Sin embargo, Wesley insistió: «Que venga Elena a recogerla».
Jeffry frunció el ceño. «¿Por qué tiene que ir ella misma?».
Wesley respondió simplemente: «No se la entregaré a nadie más».
La llamada terminó, dejando a Jeffry confundido. ¿Qué estaba planeando Wesley exactamente?
Elena no se inmutó. «Jeffry, iré a recogerlo». Para ella, era un recado sencillo, no muy diferente a dar un pequeño paseo.

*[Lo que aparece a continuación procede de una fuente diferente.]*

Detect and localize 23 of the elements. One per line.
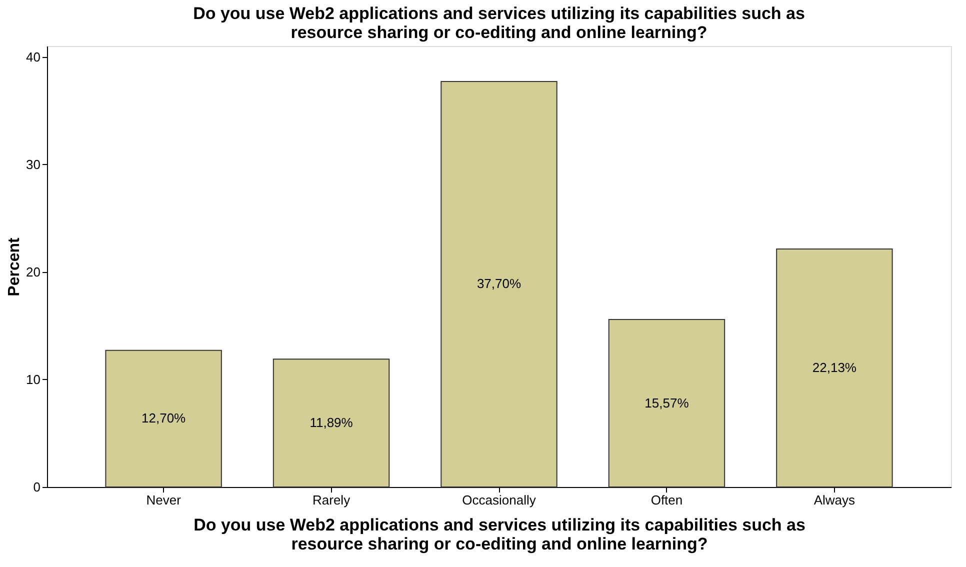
x-tick-label: Occasionally <box>462 492 536 508</box>
data-label: 11,89% <box>310 415 354 430</box>
x-axis-title: Do you use Web2 applications and services utilizing its capabilities such as resource sharing or co-editing and online learning? <box>194 516 806 554</box>
y-tick-label: 0 <box>33 480 40 494</box>
data-label: 37,70% <box>476 276 522 292</box>
x-tick-label: Rarely <box>312 492 351 508</box>
y-tick-label: 30 <box>26 156 40 172</box>
y-tick-label: 20 <box>26 264 40 280</box>
bar <box>776 248 893 488</box>
bar <box>608 319 726 488</box>
bar <box>105 350 222 488</box>
y-tick-label: 10 <box>26 372 40 387</box>
data-label: 22,13% <box>812 360 857 375</box>
data-label: 15,57% <box>644 395 690 410</box>
x-tick-label: Never <box>146 492 182 508</box>
x-tick-label: Often <box>650 492 683 508</box>
y-tick-label: 40 <box>26 49 40 64</box>
bar <box>272 358 390 488</box>
y-axis-title: Percent <box>6 236 24 296</box>
chart-title: Do you use Web2 applications and services utilizing its capabilities such as resource sharing or co-editing and online learning? <box>193 4 805 42</box>
data-label: 12,70% <box>142 410 186 426</box>
bar <box>440 80 558 488</box>
x-tick-label: Always <box>814 492 856 508</box>
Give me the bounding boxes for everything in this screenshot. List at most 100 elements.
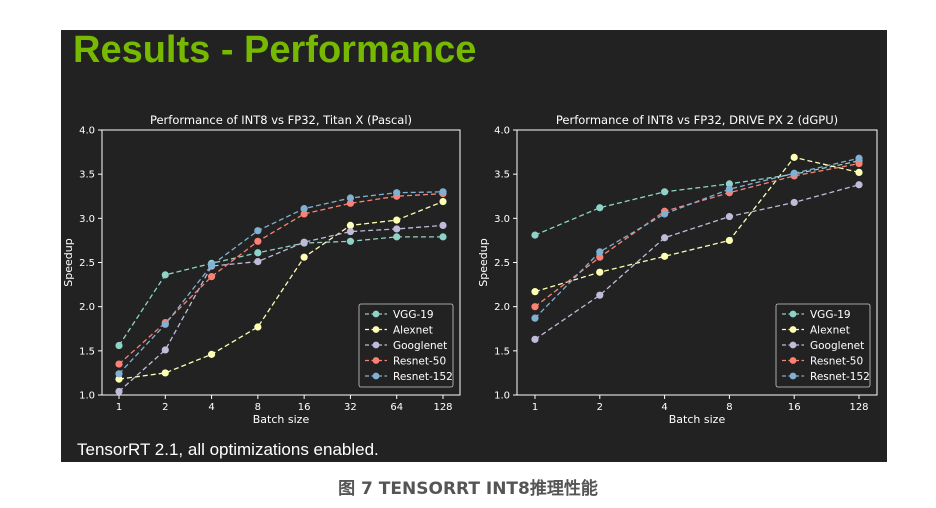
- data-point-resnet-152: [596, 248, 604, 256]
- data-point-resnet-50: [300, 210, 308, 218]
- data-point-alexnet: [661, 252, 669, 260]
- data-point-resnet-152: [346, 194, 355, 202]
- y-tick-label: 4.0: [79, 126, 95, 137]
- series-line-googlenet: [118, 224, 444, 392]
- data-point-resnet-50: [531, 303, 539, 311]
- legend-swatch-marker: [372, 326, 380, 333]
- legend-entry-alexnet: Alexnet: [782, 324, 850, 336]
- slide-footer: TensorRT 2.1, all optimizations enabled.: [77, 440, 379, 459]
- series-resnet-152: [531, 154, 863, 322]
- legend: VGG-19 Alexnet Googlenet Resnet-50 Resnet-15…: [775, 303, 871, 388]
- y-tick-label: 3.5: [79, 170, 95, 181]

Jeffry asintió. Dado que Wesley había dejado claro que solo Elena podía recuperar el cuadro, no tenía sentido discutir. Parecía inevitable que Elena tuviera que ir ella misma.
Jeffry se levantó. «La mansión Spencer no está lejos. Iré contigo». Los dos se marcharon juntos.
La finca Spencer era aún más extensa y antigua que la mansión Harper. Era evidente que esperaban su llegada, ya que las puertas de hierro forjado se abrieron justo cuando llegaba el coche de Jeffry. Elena salió sola y llamó al timbre.
Un mayordomo experimentado le abrió y la guió en silencio hasta el tercer piso, donde se encontraba el estudio de Wesley.
Esta vez, Elena pudo ver bien a Wesley.